Schopenhauer has, however, quite forgotten that he himself, some pages earlier, trumpeted forth Newton's imperishable fame with the words: "To form an estimate of the great value of the gravitational system which was at least completed and firmly established by Newton, we must remind ourselves how entirely nonplussed about the origin of the motion of celestial bodies thinkers had previously been for thousands of years." That bears the ring of truth. Newton's greatness can be grasped only if thousands of years are used as a measure.

Whereas Schopenhauer argued from grounds drawn from psychology and the principle of universal knowledge, his antagonist Hegel, who was still more vague in these fields, sought to dispense with both Newton and Kepler by calling to his aid the so-called pure intuition of the curved line. In an exposition of truly comical prolixity, such as would have delighted the hearts of scholiasts, he proves that the ellipse must represent the fundamental type of planetary motion, this being quite independent of Newton's laws, Kepler's observations, and resulting mathematical relationships. And Hegel actually succeeds, with a nebulous verbosity almost stultifying in its unmeaningness, in paraphrasing Kepler's second law in his own fashion. It reads like an extract from some carnival publication issued by scientists in a bibulous mood to make fun of themselves.

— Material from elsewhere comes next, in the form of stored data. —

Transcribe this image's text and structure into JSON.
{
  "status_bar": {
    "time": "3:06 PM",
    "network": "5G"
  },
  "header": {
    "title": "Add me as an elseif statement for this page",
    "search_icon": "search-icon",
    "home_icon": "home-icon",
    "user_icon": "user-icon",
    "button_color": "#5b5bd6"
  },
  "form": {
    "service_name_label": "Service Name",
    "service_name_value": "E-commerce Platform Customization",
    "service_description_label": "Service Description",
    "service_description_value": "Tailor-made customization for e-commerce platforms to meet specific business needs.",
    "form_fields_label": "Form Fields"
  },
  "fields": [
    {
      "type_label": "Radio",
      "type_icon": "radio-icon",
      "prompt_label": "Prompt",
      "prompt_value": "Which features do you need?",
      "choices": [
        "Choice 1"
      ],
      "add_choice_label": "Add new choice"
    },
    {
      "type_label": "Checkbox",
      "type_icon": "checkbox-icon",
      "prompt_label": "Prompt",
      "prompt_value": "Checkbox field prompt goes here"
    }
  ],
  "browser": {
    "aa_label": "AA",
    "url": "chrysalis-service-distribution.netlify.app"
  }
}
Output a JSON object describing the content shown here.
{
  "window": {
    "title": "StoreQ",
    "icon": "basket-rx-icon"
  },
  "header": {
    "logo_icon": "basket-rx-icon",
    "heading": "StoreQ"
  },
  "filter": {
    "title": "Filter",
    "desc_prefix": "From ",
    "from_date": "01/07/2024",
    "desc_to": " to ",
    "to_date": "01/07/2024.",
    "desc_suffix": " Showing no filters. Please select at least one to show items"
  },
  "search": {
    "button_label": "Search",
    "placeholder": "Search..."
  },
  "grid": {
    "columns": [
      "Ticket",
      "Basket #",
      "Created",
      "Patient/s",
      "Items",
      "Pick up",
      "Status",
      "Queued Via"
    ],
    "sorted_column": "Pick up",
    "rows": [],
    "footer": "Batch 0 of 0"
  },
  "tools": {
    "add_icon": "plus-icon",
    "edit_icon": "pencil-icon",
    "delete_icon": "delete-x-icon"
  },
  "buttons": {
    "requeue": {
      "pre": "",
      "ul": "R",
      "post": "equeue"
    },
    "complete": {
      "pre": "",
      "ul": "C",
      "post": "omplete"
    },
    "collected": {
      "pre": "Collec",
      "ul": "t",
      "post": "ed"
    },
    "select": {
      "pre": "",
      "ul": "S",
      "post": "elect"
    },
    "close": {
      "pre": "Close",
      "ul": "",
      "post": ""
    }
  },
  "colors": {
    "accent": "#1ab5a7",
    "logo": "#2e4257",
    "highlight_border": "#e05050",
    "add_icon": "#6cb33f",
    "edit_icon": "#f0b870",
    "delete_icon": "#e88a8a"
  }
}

But these extravagances, too, serve to add lustre to Newton, for his genius shines out most brilliantly when it is a question of expressing clearly, and without assumptions, a phenomenon of cosmic motion. Here there are no forerunners, not even with regard to his own law of gravitation. Newton showed with truly triumphant logic that Kepler's second law belongs to those things that are really self-evident.

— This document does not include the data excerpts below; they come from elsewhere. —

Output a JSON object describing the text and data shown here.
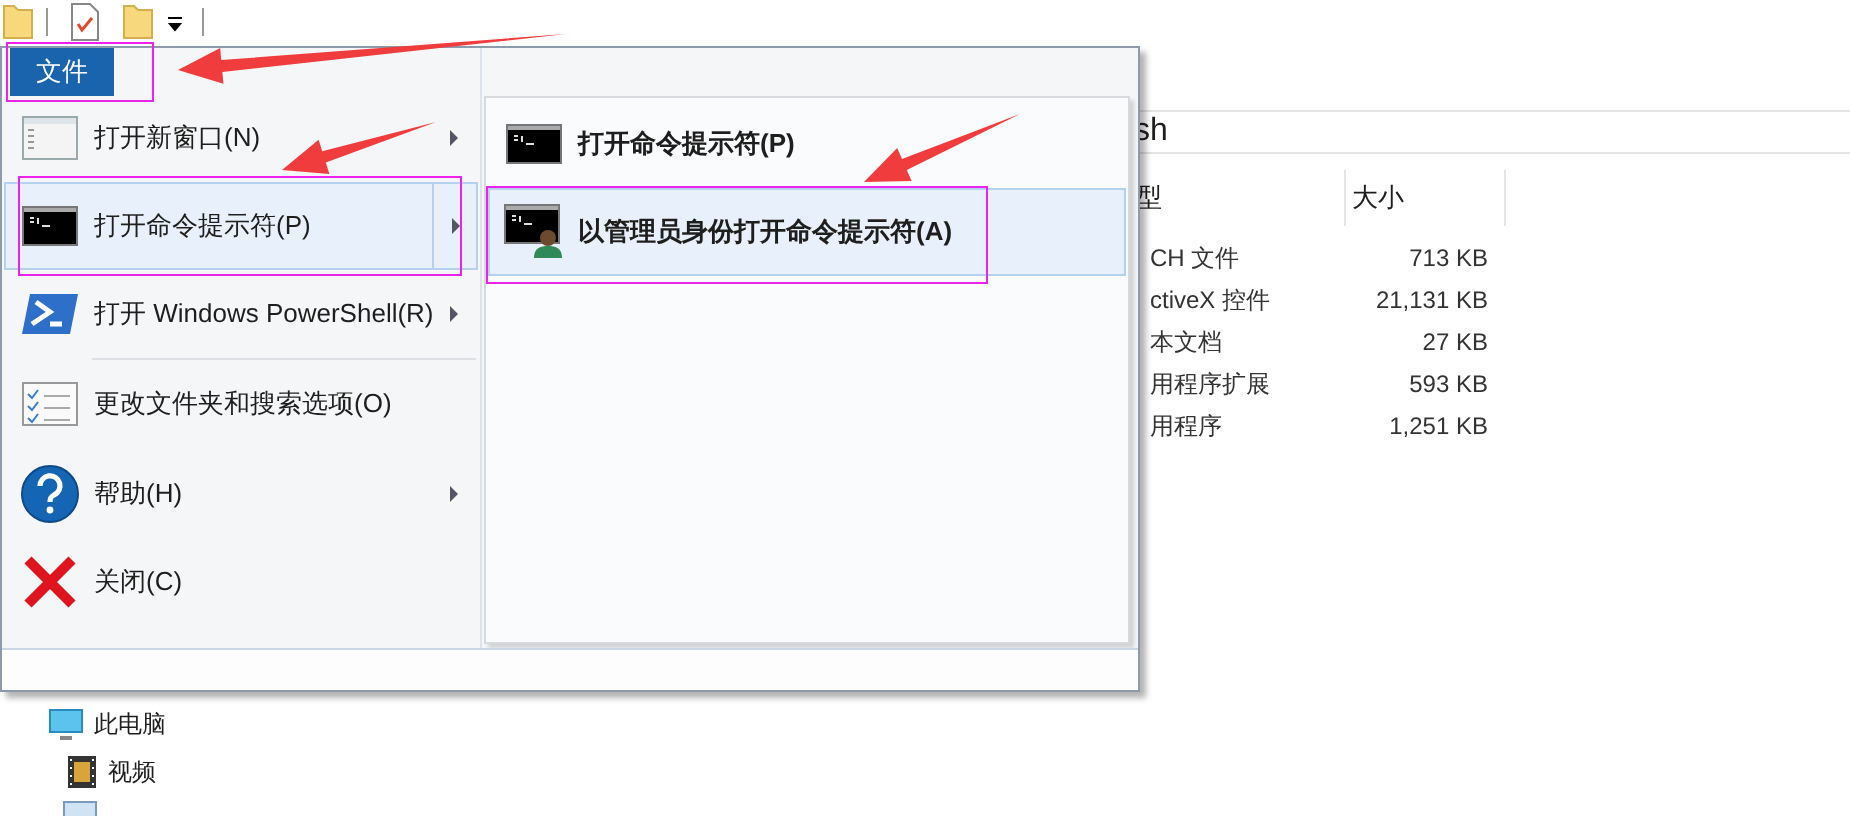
{
  "file_tab": {
    "label": "文件",
    "selected": true
  },
  "menu": {
    "items": [
      {
        "kind": "window",
        "label": "打开新窗口(N)",
        "submenu": true,
        "selected": false
      },
      {
        "kind": "console",
        "label": "打开命令提示符(P)",
        "submenu": true,
        "selected": true
      },
      {
        "kind": "powershell",
        "label": "打开 Windows PowerShell(R)",
        "submenu": true,
        "selected": false
      },
      {
        "kind": "options",
        "label": "更改文件夹和搜索选项(O)",
        "submenu": false,
        "selected": false
      },
      {
        "kind": "help",
        "label": "帮助(H)",
        "submenu": true,
        "selected": false
      },
      {
        "kind": "close",
        "label": "关闭(C)",
        "submenu": false,
        "selected": false
      }
    ]
  },
  "submenu": {
    "items": [
      {
        "kind": "console",
        "label": "打开命令提示符(P)",
        "selected": false
      },
      {
        "kind": "admin_console",
        "label": "以管理员身份打开命令提示符(A)",
        "selected": true
      }
    ]
  },
  "address_bar": {
    "value": "sh"
  },
  "file_list": {
    "columns": [
      "型",
      "大小"
    ],
    "rows": [
      {
        "type": "CH 文件",
        "size": "713 KB"
      },
      {
        "type": "ctiveX 控件",
        "size": "21,131 KB"
      },
      {
        "type": "本文档",
        "size": "27 KB"
      },
      {
        "type": "用程序扩展",
        "size": "593 KB"
      },
      {
        "type": "用程序",
        "size": "1,251 KB"
      }
    ]
  },
  "navigation": {
    "items": [
      {
        "kind": "computer",
        "label": "此电脑"
      },
      {
        "kind": "video",
        "label": "视频"
      }
    ]
  }
}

This law, taken alone, offers considerable difficulties to anyone who learns of it for the first time. Every planet describes an ellipse; that is accepted without demur. But the uninitiated will possibly or even probably deduce from this that the planet will pass over equal lengths of arc in equal times. By no means, says Kepler; the arcs traversed in equal times are unequal. But if we connect every point of the elliptic path with a definite point within the curve (the focus of the ellipse) by means of straight lines, each of which is called a radius vector, we get that the areas swept out by the radius vector in equal times (and not the arcs) are equally great.

Why is this so? This cannot be understood a priori. But one might argue that since the attraction of the sun is the governing force, this will probably have something to do with Newton's law of gravitation, in particular with the inverse square of the distance. And one might further infer that, if a different principle of gravitation existed, Kepler's law would assume a new form.

A fact amazing in its simplicity here comes to light. Newton states the proposition: "According to whatever law an accelerating force acts from a centre on a body moving freely, the radius vector will always sweep out equal areas in equal lengths of time."

Nothing is assumed except the law of inertia and a little elementary mathematics, namely, the theorem that triangles on the same base and of the same altitude are equal in area. The form in which this theorem occurs in Newton's simple drawing is certainly astonishing. One feels that there in a few strokes a cosmic problem is solved; the impression is ineffaceable.

This theorem together with its proof is contained in Newton's chief work, Philosophiæ naturalis principia mathematica. The interfusion of philosophy and mathematics furnished him with the natural principles of knowledge.*

Einstein made some illuminating remarks about Newton's famous phrase: "Hypotheses non fingo." I had said that Newton must have been aware that it is impossible to build up a science entirely free from hypotheses. Even geometry itself has arrived at that critical stage at which Gauss and Riemann discovered its hypothetical foundations.

Einstein replied: "Accentuate the words correctly and the true sense will reveal itself!" It is the last word that is to be stressed and not the first. Newton did not want to feel himself free from hypotheses, but rather from the assumption that he invented them, except when this was absolutely necessary. Newton, then, wished to express that he did not go further back in his analysis of causes than was absolutely inevitable.